Yeah I think some of the efficient KWS have a ‘is keyword’ / ‘not keyword’ and that helps with model size and accuracy.
Google ran “Visual Wake Words Challenge”, soliciting submissions of tiny vision models for microcontrollers.
Which https://github.com/mit-han-lab/VWW won and even though visual guess with Spectrograms preprocessing MFCC (Mel Filter) be it image or voice it doesn’t matter.
I noticed another article https://blog.aspiresys.pl/technology/building-jarvis-nlp-hot-word-detection/ that also blurs voice/image with Spectrograms preprocessing MFCC (Mel Filter)
.
Seemed to be built with an extremely low audio lib and also split into ‘is keyword’ / ‘not keyword’.
- 200 positive samples recorded over the varying degree of background noise.

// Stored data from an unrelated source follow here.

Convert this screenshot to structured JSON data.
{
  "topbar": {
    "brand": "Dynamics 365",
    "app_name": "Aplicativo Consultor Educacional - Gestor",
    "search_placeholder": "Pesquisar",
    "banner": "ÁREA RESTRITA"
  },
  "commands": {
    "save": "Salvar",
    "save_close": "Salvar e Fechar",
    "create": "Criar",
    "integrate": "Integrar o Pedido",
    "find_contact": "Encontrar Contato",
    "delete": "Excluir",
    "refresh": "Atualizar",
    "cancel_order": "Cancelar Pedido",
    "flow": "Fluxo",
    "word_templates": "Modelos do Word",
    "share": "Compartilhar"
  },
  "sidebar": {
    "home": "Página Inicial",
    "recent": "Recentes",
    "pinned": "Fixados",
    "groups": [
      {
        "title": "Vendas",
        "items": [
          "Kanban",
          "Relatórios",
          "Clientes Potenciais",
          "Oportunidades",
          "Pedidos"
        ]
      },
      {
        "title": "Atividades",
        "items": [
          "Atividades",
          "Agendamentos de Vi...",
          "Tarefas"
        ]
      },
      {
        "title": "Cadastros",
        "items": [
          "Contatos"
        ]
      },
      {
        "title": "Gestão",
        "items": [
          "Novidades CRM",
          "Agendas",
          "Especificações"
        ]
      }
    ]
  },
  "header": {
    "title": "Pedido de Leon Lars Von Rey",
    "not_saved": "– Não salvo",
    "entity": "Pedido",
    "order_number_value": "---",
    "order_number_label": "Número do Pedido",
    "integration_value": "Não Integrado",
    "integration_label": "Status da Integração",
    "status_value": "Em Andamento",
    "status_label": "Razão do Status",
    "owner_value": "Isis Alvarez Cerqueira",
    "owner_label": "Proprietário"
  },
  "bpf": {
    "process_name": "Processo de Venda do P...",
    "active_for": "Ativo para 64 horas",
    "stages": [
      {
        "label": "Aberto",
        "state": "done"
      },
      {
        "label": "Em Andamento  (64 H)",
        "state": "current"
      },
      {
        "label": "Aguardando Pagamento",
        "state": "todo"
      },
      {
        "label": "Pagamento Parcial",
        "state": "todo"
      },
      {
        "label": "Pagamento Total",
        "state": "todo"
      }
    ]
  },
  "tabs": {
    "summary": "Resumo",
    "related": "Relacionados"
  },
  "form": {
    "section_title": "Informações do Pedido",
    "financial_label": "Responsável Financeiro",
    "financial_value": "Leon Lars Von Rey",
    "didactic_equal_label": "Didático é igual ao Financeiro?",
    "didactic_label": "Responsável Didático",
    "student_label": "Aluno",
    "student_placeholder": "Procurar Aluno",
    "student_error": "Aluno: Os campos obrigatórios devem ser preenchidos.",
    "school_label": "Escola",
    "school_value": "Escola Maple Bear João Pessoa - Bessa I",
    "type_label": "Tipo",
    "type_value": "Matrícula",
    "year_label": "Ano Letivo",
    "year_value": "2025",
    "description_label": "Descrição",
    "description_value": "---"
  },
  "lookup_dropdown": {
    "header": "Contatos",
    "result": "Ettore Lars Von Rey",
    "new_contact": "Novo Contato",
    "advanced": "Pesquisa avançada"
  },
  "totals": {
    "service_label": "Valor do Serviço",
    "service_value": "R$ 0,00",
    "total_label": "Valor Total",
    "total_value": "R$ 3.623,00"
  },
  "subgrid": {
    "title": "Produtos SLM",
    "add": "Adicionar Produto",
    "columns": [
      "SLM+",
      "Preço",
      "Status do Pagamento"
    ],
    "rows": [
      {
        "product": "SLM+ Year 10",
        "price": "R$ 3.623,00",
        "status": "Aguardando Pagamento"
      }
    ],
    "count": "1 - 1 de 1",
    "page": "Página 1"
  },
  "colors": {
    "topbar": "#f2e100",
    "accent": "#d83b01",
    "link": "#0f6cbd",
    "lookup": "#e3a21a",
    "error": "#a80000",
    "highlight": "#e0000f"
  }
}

- 100 positive samples recorded over silence.
- 200 negative samples of random words recorded over varying degree of background noise.
- 100 negative samples recorded over silence.
Its says starting dataset but from what I have seen that is very low and should make a tiny model.
From playing with a PI4 the load of the standard model download and install of deepspeech seems less load than what I have seen on Mycroft Precise KWS.
So thought I would ask is there anyway with deepspeech to create that is/not model that seems to help with low size models?
Also would be really great to get an accompanying KWS for Deepspeech as doesn’t need amazingly accurate but just some opensource using pretty much the same lib set that is more of a mock setup of how KWS & Deepspeech should interact.
But maybe the mentioned above could form a basic KWS for deepspeech?
Apols about the necro but a demo kws would be great.